Ballotté, tiraillé en tous sens, Serge Ladko, d'ailleurs, n'eut pas le loisir de la réflexion. Après l'avoir monté, on le descendit le long d'une échelle qui lui laboura cruellement les reins. Aux heurts dont il était meurtri, il comprit qu'on le faisait passer par une ouverture étroite, et enfin, bandeau et bâillon arrachés, il fût jeté bas comme un paquet, tandis que le bruit sourd d'une trappe qui se ferme résonnait au-dessus de lui.

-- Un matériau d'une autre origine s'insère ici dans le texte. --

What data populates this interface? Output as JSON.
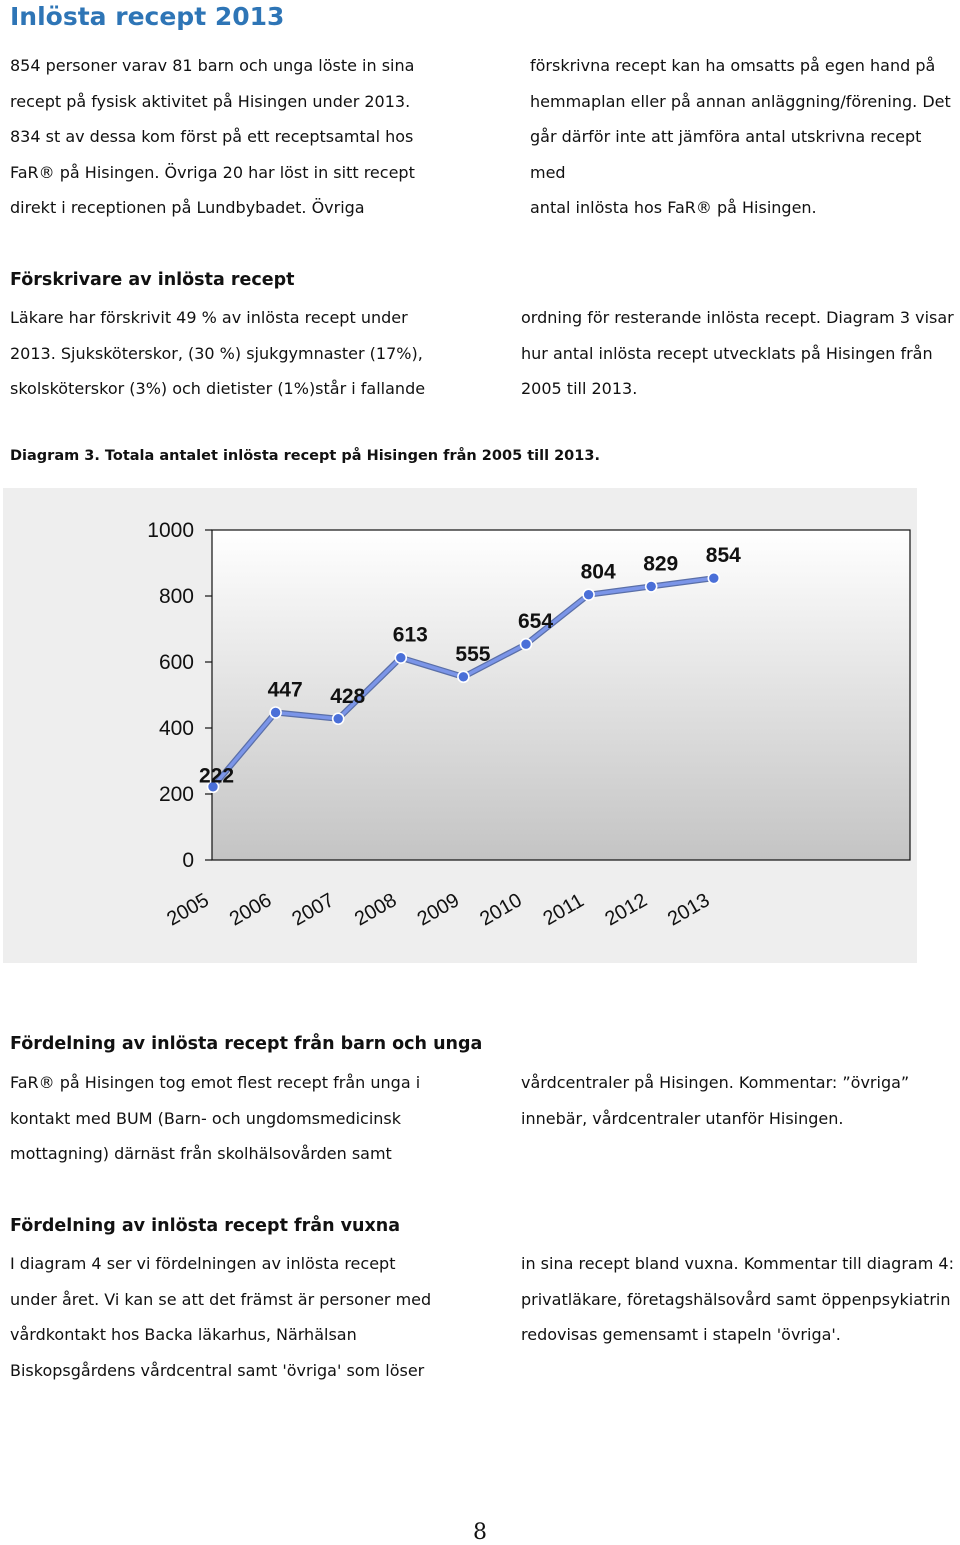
{
  "page_title": "Inlösta recept 2013",
  "intro": {
    "left": [
      "854 personer varav 81 barn och unga löste in sina",
      "recept på fysisk aktivitet på Hisingen under 2013.",
      "834 st av dessa kom först på ett receptsamtal hos",
      "FaR® på Hisingen. Övriga 20 har löst in sitt recept",
      "direkt i receptionen på Lundbybadet. Övriga"
    ],
    "right": [
      "förskrivna recept kan ha omsatts på egen hand på",
      "hemmaplan eller på annan anläggning/förening. Det",
      "går därför inte att jämföra antal utskrivna recept med",
      "antal inlösta hos FaR® på Hisingen."
    ]
  },
  "section_prescribers": {
    "heading": "Förskrivare av inlösta recept",
    "left": [
      "Läkare har förskrivit 49 % av inlösta recept under",
      "2013. Sjuksköterskor, (30 %) sjukgymnaster (17%),",
      "skolsköterskor (3%) och dietister (1%)står i fallande"
    ],
    "right": [
      "ordning för resterande inlösta recept. Diagram 3 visar",
      "hur antal inlösta recept utvecklats på Hisingen från",
      "2005 till 2013."
    ]
  },
  "diagram_caption": "Diagram 3. Totala antalet inlösta recept på Hisingen från 2005 till 2013.",
  "chart_data": {
    "type": "line",
    "title": "",
    "xlabel": "",
    "ylabel": "",
    "categories": [
      "2005",
      "2006",
      "2007",
      "2008",
      "2009",
      "2010",
      "2011",
      "2012",
      "2013"
    ],
    "series": [
      {
        "values": [
          222,
          447,
          428,
          613,
          555,
          654,
          804,
          829,
          854
        ]
      }
    ],
    "data_labels": [
      "222",
      "447",
      "428",
      "613",
      "555",
      "654",
      "804",
      "829",
      "854"
    ],
    "y_ticks": [
      "0",
      "200",
      "400",
      "600",
      "800",
      "1000"
    ],
    "ylim": [
      0,
      1000
    ],
    "grid": false,
    "legend": "none",
    "colors": {
      "line": "#7b95e8",
      "marker": "#4a6fd8",
      "plot_bg_top": "#ffffff",
      "plot_bg_bottom": "#c4c4c4",
      "frame_bg": "#eeeeee"
    }
  },
  "section_children": {
    "heading": "Fördelning av inlösta recept från barn och unga",
    "left": [
      "FaR® på Hisingen tog emot flest recept från unga i",
      "kontakt med BUM (Barn- och ungdomsmedicinsk",
      "mottagning) därnäst från skolhälsovården samt"
    ],
    "right": [
      "vårdcentraler på Hisingen. Kommentar: ”övriga”",
      "innebär, vårdcentraler utanför Hisingen."
    ]
  },
  "section_adults": {
    "heading": "Fördelning av inlösta recept från vuxna",
    "left": [
      "I diagram 4 ser vi fördelningen av inlösta recept",
      "under året. Vi kan se att det främst är personer med",
      "vårdkontakt hos Backa läkarhus, Närhälsan",
      "Biskopsgårdens vårdcentral samt 'övriga' som löser"
    ],
    "right": [
      "in sina recept bland vuxna. Kommentar till diagram 4:",
      "privatläkare, företagshälsovård samt öppenpsykiatrin",
      "redovisas gemensamt i stapeln 'övriga'."
    ]
  },
  "page_number": "8"
}
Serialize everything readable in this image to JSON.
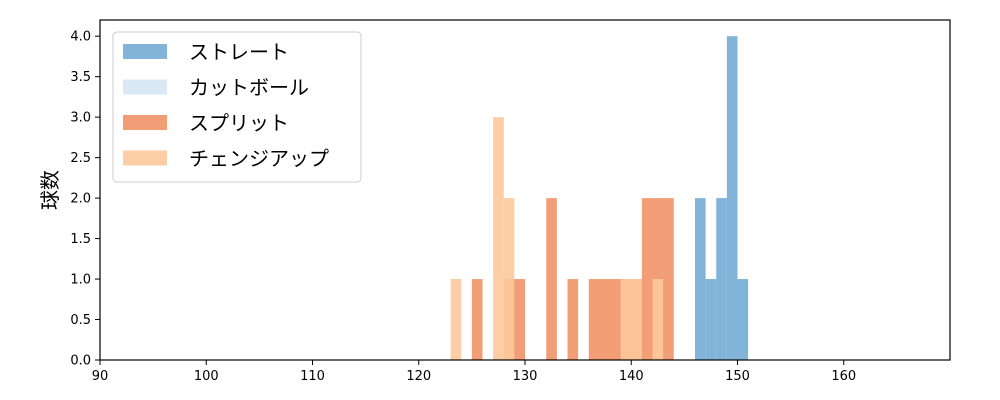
{
  "chart_data": {
    "type": "histogram",
    "title": "",
    "xlabel": "",
    "ylabel": "球数",
    "xlim": [
      90,
      170
    ],
    "ylim": [
      0,
      4.2
    ],
    "xticks": [
      90,
      100,
      110,
      120,
      130,
      140,
      150,
      160
    ],
    "yticks": [
      0.0,
      0.5,
      1.0,
      1.5,
      2.0,
      2.5,
      3.0,
      3.5,
      4.0
    ],
    "grid": false,
    "legend": "top-left",
    "series": [
      {
        "name": "ストレート",
        "color": "#7bafd6",
        "opacity": 0.95,
        "bins": [
          {
            "x0": 146.0,
            "x1": 147.0,
            "count": 2
          },
          {
            "x0": 147.0,
            "x1": 148.0,
            "count": 1
          },
          {
            "x0": 148.0,
            "x1": 149.0,
            "count": 2
          },
          {
            "x0": 149.0,
            "x1": 150.0,
            "count": 4
          },
          {
            "x0": 150.0,
            "x1": 151.0,
            "count": 1
          }
        ]
      },
      {
        "name": "カットボール",
        "color": "#d8e6f3",
        "opacity": 0.95,
        "bins": []
      },
      {
        "name": "スプリット",
        "color": "#ee8c5d",
        "opacity": 0.85,
        "bins": [
          {
            "x0": 125.0,
            "x1": 126.0,
            "count": 1
          },
          {
            "x0": 128.0,
            "x1": 130.0,
            "count": 1
          },
          {
            "x0": 132.0,
            "x1": 133.0,
            "count": 2
          },
          {
            "x0": 134.0,
            "x1": 135.0,
            "count": 1
          },
          {
            "x0": 136.0,
            "x1": 141.0,
            "count": 1
          },
          {
            "x0": 141.0,
            "x1": 144.0,
            "count": 2
          }
        ]
      },
      {
        "name": "チェンジアップ",
        "color": "#fdc99b",
        "opacity": 0.9,
        "bins": [
          {
            "x0": 123.0,
            "x1": 124.0,
            "count": 1
          },
          {
            "x0": 127.0,
            "x1": 128.0,
            "count": 3
          },
          {
            "x0": 128.0,
            "x1": 129.0,
            "count": 2
          },
          {
            "x0": 139.0,
            "x1": 141.0,
            "count": 1
          },
          {
            "x0": 142.0,
            "x1": 143.0,
            "count": 1
          }
        ]
      }
    ]
  }
}
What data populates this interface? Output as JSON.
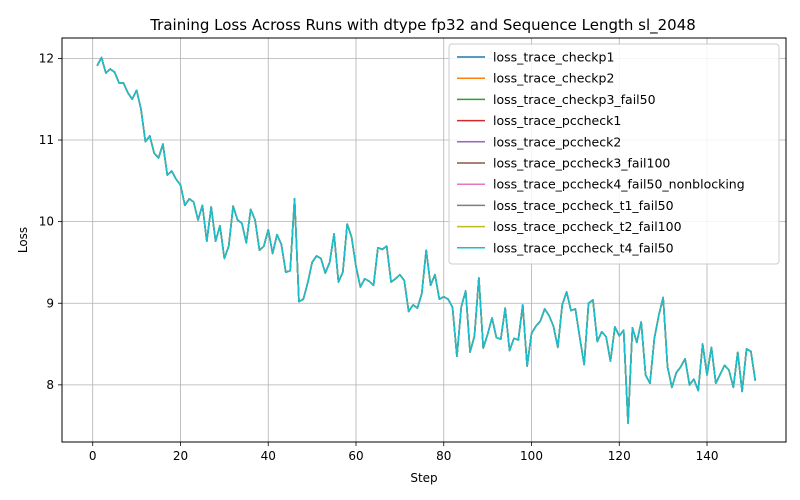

Il fallut un long moment, à Serge Ladko, tout étourdi de la secousse, pour reprendre conscience de lui-même. Quand il y fut parvenu, sa situation ne lui parut pas améliorée, bien qu'il eût retrouvé l'usage de la parole et de la vue. Si l'on avait jugé un bâillon inutile, c'est évidemment que personne ne pouvait entendre ses cris, et la suppression de son bandeau ne lui était pas d'un plus grand secours. C'est en vain qu'il ouvrait les yeux. Autour de lui tout était ombre. Et quelle ombre! Le prisonnier, qui, d'après la succession des sensations ressenties, supposait avoir été déposé dans la cale d'un bateau, s'épuisait en inutiles efforts pour découvrir la plus faible raie de lumière filtrant à travers le joint d'un panneau. Il ne distinguait rien. Ce n'était pas l'obscurité d'une cave, dans laquelle l'oeil parvient encore à discerner quelque vague lueur: c'était le noir total, absolu, comparable seulement à celui qui doit régner dans la tombe.
Combien d'heures s'écoulèrent ainsi? Serge Ladko estimait qu'on était parvenu au milieu de la nuit, quand un vacarme, assourdi par la distance, parvint jusqu'à lui. On courait, on piétinait. Puis le bruit se rapprocha. De lourds colis étaient traînés directement au-dessus de sa tête, et c'est à peine, il l'eût juré, si l'épaisseur d'une planche le séparait des travailleurs inconnus.
Le bruit se rapprocha encore. On parlait maintenant à côté de lui, sans doute derrière l'une des cloisons délimitant sa prison, mais, de ce qu'on disait, il était impossible de deviner le sens.
Bientôt, d'ailleurs, le bruit s'apaisa, et de nouveau ce fut le silence autour du malheureux pilote qu'environnait une ombre impénétrable.
Serge Ladko s'endormit
XI
AU POUVOIR D'UN ENNEMI.
Après que Karl Dragoch et ses hommes eurent battu en retraite, les vainqueurs étaient d'abord restés sur le lieu du combat, prêts à s'opposer à un retour offensif, tandis que la charrette s'éloignait dans la direction du Danube. Ce fut seulement quand le temps écoulé eut rendu certain le départ définitif des forces de police que, sur un ordre de son chef, la bande des malfaiteurs se mit en marche à son tour.